XEWR-AM
- Ciudad Juárez, Chihuahua; Mexico;
- Frequency: 1110 kHz
- Branding: Cristo Rey Radio (Christ the King)

Programming
- Format: Catholic radio

Ownership
- Owner: MegaRadio; (Radio Internacional de México, S.A.);
- Operator: Roman Catholic Diocese of Ciudad Juarez

History
- First air date: May 21, 1959

Technical information
- Licensing authority: CRT
- Class: D
- Power: 500 watts day

Links
- Webcast: Listen live
- Website: cristoreyradio.com

= XEWR-AM =

Radio station in Ciudad Juárez, Chihuahua

XEWR-AM (1110 kHz) is a non-commercial daytimer radio station in Ciudad Juárez, Chihuahua.

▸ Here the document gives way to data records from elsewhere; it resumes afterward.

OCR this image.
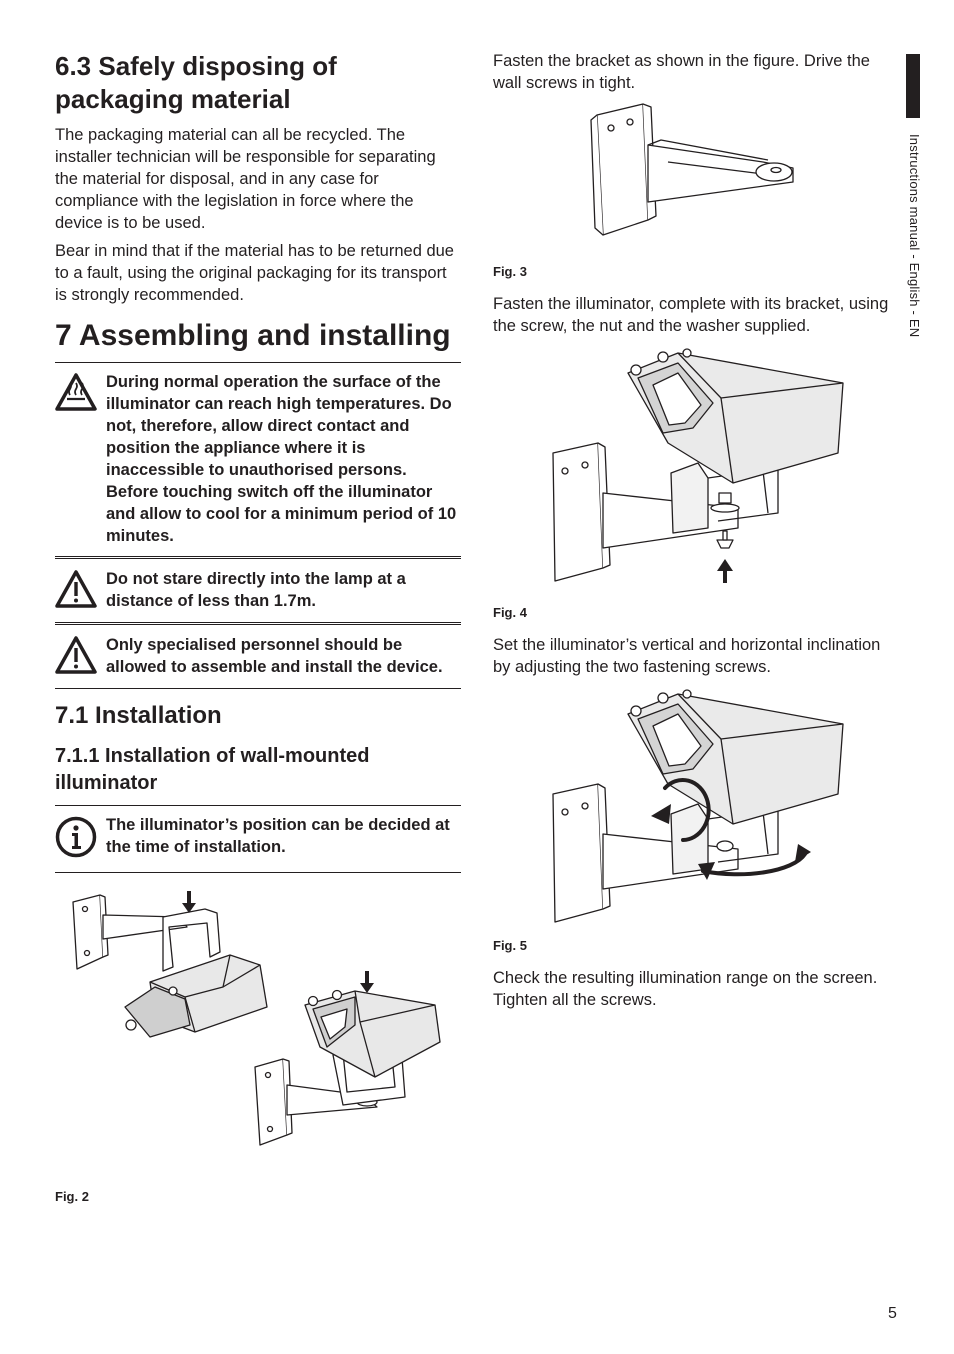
Instructions manual - English - EN
6.3 Safely disposing of packaging material

The packaging material can all be recycled. The installer technician will be responsible for separating the material for disposal, and in any case for compliance with the legislation in force where the device is to be used.

Bear in mind that if the material has to be returned due to a fault, using the original packaging for its transport is strongly recommended.

7 Assembling and installing
During normal operation the surface of the illuminator can reach high temperatures. Do not, therefore, allow direct contact and position the appliance where it is inaccessible to unauthorised persons. Before touching switch off the illuminator and allow to cool for a minimum period of 10 minutes.
Do not stare directly into the lamp at a distance of less than 1.7m.
Only specialised personnel should be allowed to assemble and install the device.
7.1 Installation
7.1.1 Installation of wall-mounted illuminator
The illuminator’s position can be decided at the time of installation.
Fig. 2

Fasten the bracket as shown in the figure. Drive the wall screws in tight.

Fig. 3

Fasten the illuminator, complete with its bracket, using the screw, the nut and the washer supplied.

Fig. 4

Set the illuminator’s vertical and horizontal inclination by adjusting the two fastening screws.

Fig. 5

Check the resulting illumination range on the screen. Tighten all the screws.

5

It is known as Cristo Rey Radio (Christ the King) with a Catholic radio format programmed by the Roman Catholic Diocese of Ciudad Juárez. Because AM 1110 is a clear channel frequency, XEWR signs off the air at night, when radio waves travel farther.

==History==
XEWR received its first concession on May 21, 1959. It was the founding station of what is today known as MegaRadio. The concessionaire has remained the same throughout XEWR's history.

In January 2008, XEWR flipped to its current Catholic religious format. It had previously been an English-language oldies station, Classic 1110.